使用llm/run_pretrain.py嘗試訓練"GPT3-1.3B"，初始化模型階段會發生錯誤:

    init_class = architectures.pop() if len(architectures) > 0 else None
TypeError: object of type 'NoneType' has no len()

architecture不知為何為None

Log (click me)

[2024-08-16 06:13:15,389] [ INFO] - We are using <class 'paddlenlp.transformers.gpt.tokenizer.GPTTokenizer'> to load 'gpt3-1.3B-en'. [2024-08-16 06:13:32,179] [ ERROR] - Using bos_token, but it is not set yet. [2024-08-16 06:13:32,230] [ INFO] - tokenizer config file saved in /tmp/ameng/.paddlenlp/models/gpt3-1.3B-en/tokenizer_config.json [2024-08-16 06:13:32,230] [ INFO] - Special tokens file saved in /tmp/ameng/.paddlenlp/models/gpt3-1.3B-en/special_tokens_map.json [2024-08-16 06:13:32,233] [ INFO] - Reset vocab size to 50304 for batter amp peformance.

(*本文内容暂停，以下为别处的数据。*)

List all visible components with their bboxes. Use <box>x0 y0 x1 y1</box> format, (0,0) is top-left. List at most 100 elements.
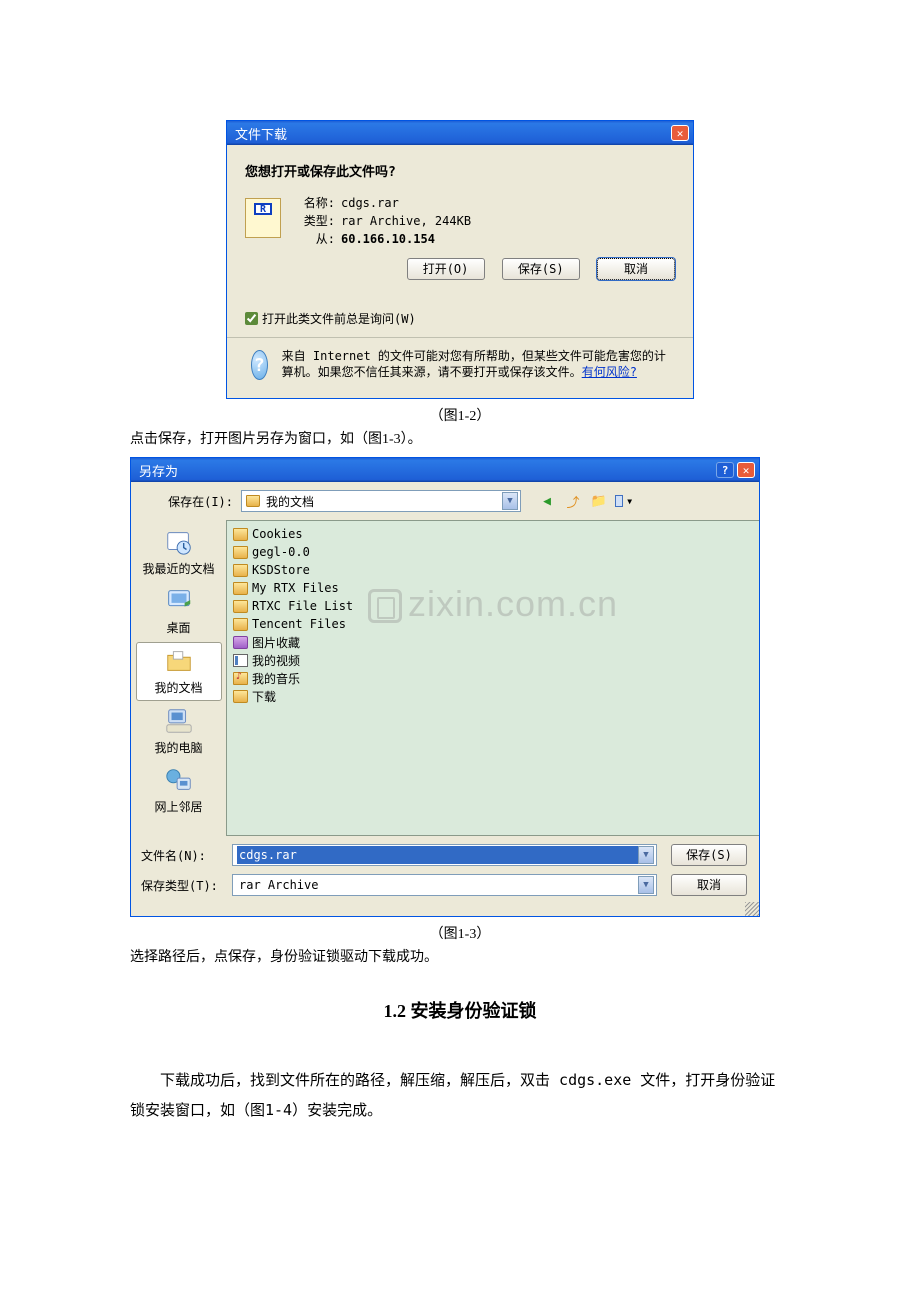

Final pre-training config: GPTConfig { "attention_probs_dropout_prob": 0.1, "bos_token_id": 0, "context_parallel_degree": -1, "eol_token_id": 198, "eos_token_id": 50256, "fused_softmax_with_triangular": false, "hidden_act": "gelu", "hidden_activation": "gelu", "hidden_dropout_prob": 0.1, "hidden_size": 2048, "ignore_index": 0, "initializer_range": 0.02, "intermediate_size": 8192, "layer_norm_eps": 1e-05, "max_position_embeddings": 1024, "model_type": "gpt", "normalize_before": true, "num_attention_heads": 16, "num_hidden_layers": 24, "num_partitions": 1, "pad_token_id": 0, "paddlenlp_version": "3.0.0b0.post20240816", "pipeline_parallel_degree": -1, "scale_qk_coeff": 1.0, "sep_parallel_degree": -1, "seq_length": 1024, "tensor_parallel_degree": -1, "type_vocab_size": 1, "use_fast_layer_norm": false, "vocab_size": 50304 }

Traceback (most recent call last): File "/workspace/PaddleNLP/llm/run_pretrain.py", line 595, in main() File "/workspace/PaddleNLP/llm/run_pretrain.py", line 501, in main model = model_class.from_config(config, dtype=dtype) File "/workspace/PaddleNLP/paddlenlp/transformers/auto/modeling.py", line 269, in from_config model_class = cls._get_model_class_from_config(None, None, config) File "/workspace/PaddleNLP/paddlenlp/transformers/auto/modeling.py", line 218, in _get_model_class_from_config init_class = architectures.pop() if len(architectures) > 0 else None TypeError: object of type 'NoneType' has no len()

稳定复现步骤 & 代码

python -u  -m paddle.distributed.launch --gpus "0,1" llm/run_pretrain.py --model_name_or_path gpt3-1.3B-en --output_dir output

Aug 16 '24 06:08 anderson101866

需要使用相应d的配置文件来训练，可以参考llama

Aug 19 '24 02:08 wawltor

配置文件可以参考 https://github.com/PaddlePaddle/PaddleNLP/blob/develop/llm/config/gpt-3/pretrain_argument.json

Aug 19 '24 02:08 wawltor

了解，所以現在 --model_name_or_path gpt3-1.3B-en這種寫法是否不支持了呢? <--Q1

看起來以前可以從 paddlenlp/transformers/gpt/configuration.py:118導入， @wawltor Q2: 主要是想請教, 現在如何將上述預定義的GPT3-1.3B配置帶入run_pretrain.py中呢?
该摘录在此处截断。